Student: Giorgia Milotta
Cardiovascular disease (CVD) remains the leading single cause of death worldwide despite improvements in prevention and advances in diagnosis and treatment.1 The major cause for CVD death is sudden coronary atherothrombosis due to plaque rupture and subsequent thrombus formation. Detection of coronary atherosclerosis and prediction of adverse myocardial remodeling remain challenging with current imaging techniques. Magnetic resonance imaging (MRI) is considered the gold standard for the assessment of cardiac anatomy, left ventricular (LF) function (CINE-MRI), myocardial viability (LGE-MRI), tissue characterization (T1 and T2 mapping) and lately also perfusion (MR-perfusion) due to its excellent soft tissue contrast, high spatial resolution and lack of ionizing radiation. However, MRI assessment of coronary lumen integrity and plaque burden/activity remains challenging. Nevertheless, MRI has shown great potential for coronary lumen2,3, plaque (with and without contrast agents)4-6 and thrombus/haemorrhage7,8 visualization. Especially coronary plaque and thrombus characterization could add invaluable prognostic information as shown by Noguchi et al.8 but still suffers from lack of robustness and unpredictable scan times due to the use of simplified respiratory motion gating and insufficient motion models. The major challenge of 3D cardiac MRI protocols is the need for improved motion correction to minimize motion artefacts and the need for image acceleration to shorten scan time.
To enable high-resolution 3D cardiac imaging with isotropic resolution and no need for breath holding, and to address the technical limitations of MR coronary artery imaging (lack of robustness, long scan times) we recently have developed an imaged based self-gated motion correction technique, also referred to as “image navigator” or iNAV, that has significantly improved image quality and shortened the overall scan time9. The proposed iNAV creates 2D self-navigation images by adding phase and frequency encoding gradients to the startup profiles of the high-resolution balanced steady-state free precession (SSFP) 3D CMRA sequence. Compared to 1D self-navigation approaches which are typically acquired as 1D projections (center k-space line of imaging sequence)10-12 of the field-of-view (FOV) and include both signal from static and moving tissue, the iNAV allows separating moving from static tissue using spatial encoding, and thus improves motion tracking as it allows for multidimensional and more complex motion correction. Similar to 1D self-navigation, the iNAV does not require any additional planning as its geometry is derived from the high-resolution 3D imaging sequence itself thereby improving ease of use and minimizing operator dependence. Registration of the 2D iNAV’s to a common reference (typically end-expiration) using template matching algorithms allows estimating the respiratory motion of the heart in foot-head and left-right direction (coronal view) or foot-head and anterior-posterior direction (sagittal view) and to correct for this motion with rigid and/or non-rigid motion compensation.
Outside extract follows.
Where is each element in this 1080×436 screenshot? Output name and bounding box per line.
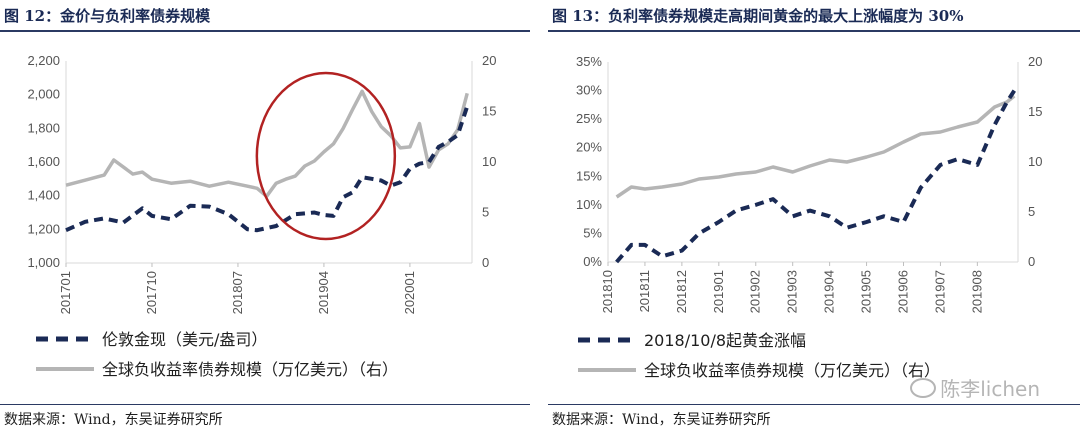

In this proposal we aim to devise, implement and validate an accelerated and respiratory self-navigated parametric 3D magnetic resonance imaging (MRI) iT2prep coronary sequence that enables the 1) simultaneous acquisition of co-registered coronary lumen and vessel wall images as well as 2) myocardial T2 maps, and 3) accelerated and respiratory self-navigated 3D black blood late gadolinium enhancement MRI sequence (BB-LGE) for comprehensive assessment of whole-heart coronary plaque and myocardial scar.
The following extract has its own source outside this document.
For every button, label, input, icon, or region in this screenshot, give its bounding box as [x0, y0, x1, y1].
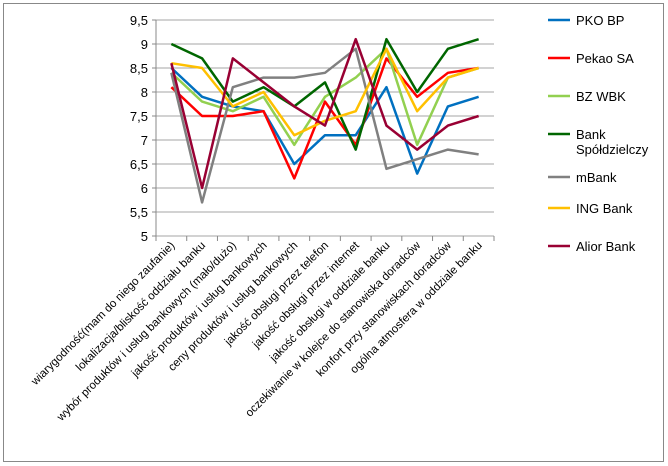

The specific objectives of the project are:
1) To devise and implement respiratory self-navigation for simultaneous 3D coronary lumen and vessel wall imaging (so called, iT2prep sequence) as well as myocardial T2 mapping to improve ease-of-use, reliability, scan time predictability and finally diagnostic image quality.
2) To implement undersampled 3D MRI reconstruction using parallel imaging and low-rank compressed sensing to speed up the acquisition of the parametric iT2prep sequence.
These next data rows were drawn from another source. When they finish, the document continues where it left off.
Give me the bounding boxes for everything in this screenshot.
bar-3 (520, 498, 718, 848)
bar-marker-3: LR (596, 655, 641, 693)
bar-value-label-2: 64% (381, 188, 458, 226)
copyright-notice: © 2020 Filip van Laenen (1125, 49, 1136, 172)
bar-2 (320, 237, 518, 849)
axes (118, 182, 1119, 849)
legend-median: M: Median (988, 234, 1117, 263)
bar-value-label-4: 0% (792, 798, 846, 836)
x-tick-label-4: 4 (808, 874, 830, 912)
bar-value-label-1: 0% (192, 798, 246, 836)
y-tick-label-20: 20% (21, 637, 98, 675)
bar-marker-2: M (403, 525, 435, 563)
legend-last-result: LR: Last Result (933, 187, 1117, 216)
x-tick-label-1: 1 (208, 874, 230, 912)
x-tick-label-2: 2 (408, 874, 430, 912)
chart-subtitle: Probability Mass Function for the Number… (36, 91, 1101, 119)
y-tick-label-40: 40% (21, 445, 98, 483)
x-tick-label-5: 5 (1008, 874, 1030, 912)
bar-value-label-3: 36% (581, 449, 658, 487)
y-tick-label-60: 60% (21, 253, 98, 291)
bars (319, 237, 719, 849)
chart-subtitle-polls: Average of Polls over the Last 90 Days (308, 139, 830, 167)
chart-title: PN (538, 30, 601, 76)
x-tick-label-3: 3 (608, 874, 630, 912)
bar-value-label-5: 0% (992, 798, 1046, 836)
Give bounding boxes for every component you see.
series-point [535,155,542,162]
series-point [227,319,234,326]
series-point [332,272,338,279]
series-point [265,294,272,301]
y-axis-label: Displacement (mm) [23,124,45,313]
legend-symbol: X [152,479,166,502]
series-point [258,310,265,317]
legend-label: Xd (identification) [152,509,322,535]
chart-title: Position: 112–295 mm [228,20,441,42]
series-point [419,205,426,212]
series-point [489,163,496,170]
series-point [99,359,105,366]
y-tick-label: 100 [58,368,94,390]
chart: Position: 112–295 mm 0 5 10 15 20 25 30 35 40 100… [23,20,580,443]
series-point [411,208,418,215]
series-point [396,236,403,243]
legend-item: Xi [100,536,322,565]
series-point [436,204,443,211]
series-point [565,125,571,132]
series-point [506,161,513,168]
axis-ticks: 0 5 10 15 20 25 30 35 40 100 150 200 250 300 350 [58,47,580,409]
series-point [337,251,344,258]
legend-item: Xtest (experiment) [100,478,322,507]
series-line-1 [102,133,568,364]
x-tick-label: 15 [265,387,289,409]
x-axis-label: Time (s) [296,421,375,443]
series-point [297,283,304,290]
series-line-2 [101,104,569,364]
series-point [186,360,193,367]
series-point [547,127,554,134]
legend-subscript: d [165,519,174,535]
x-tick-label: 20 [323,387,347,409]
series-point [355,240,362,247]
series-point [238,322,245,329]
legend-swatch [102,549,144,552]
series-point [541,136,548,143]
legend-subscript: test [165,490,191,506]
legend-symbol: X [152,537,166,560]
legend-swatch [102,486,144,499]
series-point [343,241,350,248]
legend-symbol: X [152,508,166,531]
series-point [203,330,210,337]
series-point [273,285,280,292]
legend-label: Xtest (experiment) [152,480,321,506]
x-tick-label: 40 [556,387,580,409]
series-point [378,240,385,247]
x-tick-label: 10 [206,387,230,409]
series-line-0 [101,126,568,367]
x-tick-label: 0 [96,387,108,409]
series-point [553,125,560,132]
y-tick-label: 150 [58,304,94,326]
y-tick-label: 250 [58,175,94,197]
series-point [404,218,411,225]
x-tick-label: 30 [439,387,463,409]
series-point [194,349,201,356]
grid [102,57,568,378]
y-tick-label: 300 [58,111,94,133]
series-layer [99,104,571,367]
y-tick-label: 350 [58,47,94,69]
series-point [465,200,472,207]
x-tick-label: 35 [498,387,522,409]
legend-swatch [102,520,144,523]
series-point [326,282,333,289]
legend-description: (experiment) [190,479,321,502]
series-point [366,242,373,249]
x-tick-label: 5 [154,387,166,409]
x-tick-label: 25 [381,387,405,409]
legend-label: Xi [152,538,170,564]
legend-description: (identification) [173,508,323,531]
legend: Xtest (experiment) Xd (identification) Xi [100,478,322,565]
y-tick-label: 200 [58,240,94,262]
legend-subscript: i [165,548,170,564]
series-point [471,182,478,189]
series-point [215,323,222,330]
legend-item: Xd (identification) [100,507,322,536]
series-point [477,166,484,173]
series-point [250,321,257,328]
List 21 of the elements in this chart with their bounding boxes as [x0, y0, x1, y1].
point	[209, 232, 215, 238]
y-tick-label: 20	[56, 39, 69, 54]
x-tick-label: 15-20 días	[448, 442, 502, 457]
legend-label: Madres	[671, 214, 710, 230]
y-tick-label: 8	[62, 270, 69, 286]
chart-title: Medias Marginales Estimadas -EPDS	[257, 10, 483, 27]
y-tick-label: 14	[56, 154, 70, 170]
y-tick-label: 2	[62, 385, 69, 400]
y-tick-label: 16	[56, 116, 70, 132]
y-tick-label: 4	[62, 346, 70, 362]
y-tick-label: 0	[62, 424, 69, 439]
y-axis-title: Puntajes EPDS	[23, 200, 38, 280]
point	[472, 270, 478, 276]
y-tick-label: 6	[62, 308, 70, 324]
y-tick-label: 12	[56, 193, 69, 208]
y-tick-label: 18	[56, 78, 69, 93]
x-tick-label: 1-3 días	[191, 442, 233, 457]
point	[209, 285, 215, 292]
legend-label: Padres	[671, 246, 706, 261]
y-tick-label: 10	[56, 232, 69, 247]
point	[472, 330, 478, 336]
3) To devise and implement respiratory self-navigation for 3D black blood late gadolinium enhancement MRI sequence (so called, BB-LGE) to improve ease-of-use, reliability, scan time predictability and finally diagnostic image quality.
4) To implement undersampled 3D MRI reconstruction using parallel imaging and low-rank compressed sensing to speed up the acquisition of BB-LGE sequence.
If time permits, both sequences may be implemented as dual phase acquisition to provide systolic and diastolic datasets for assessment of left ventricular function and to select the best dataset for coronary and myocardial visualisation.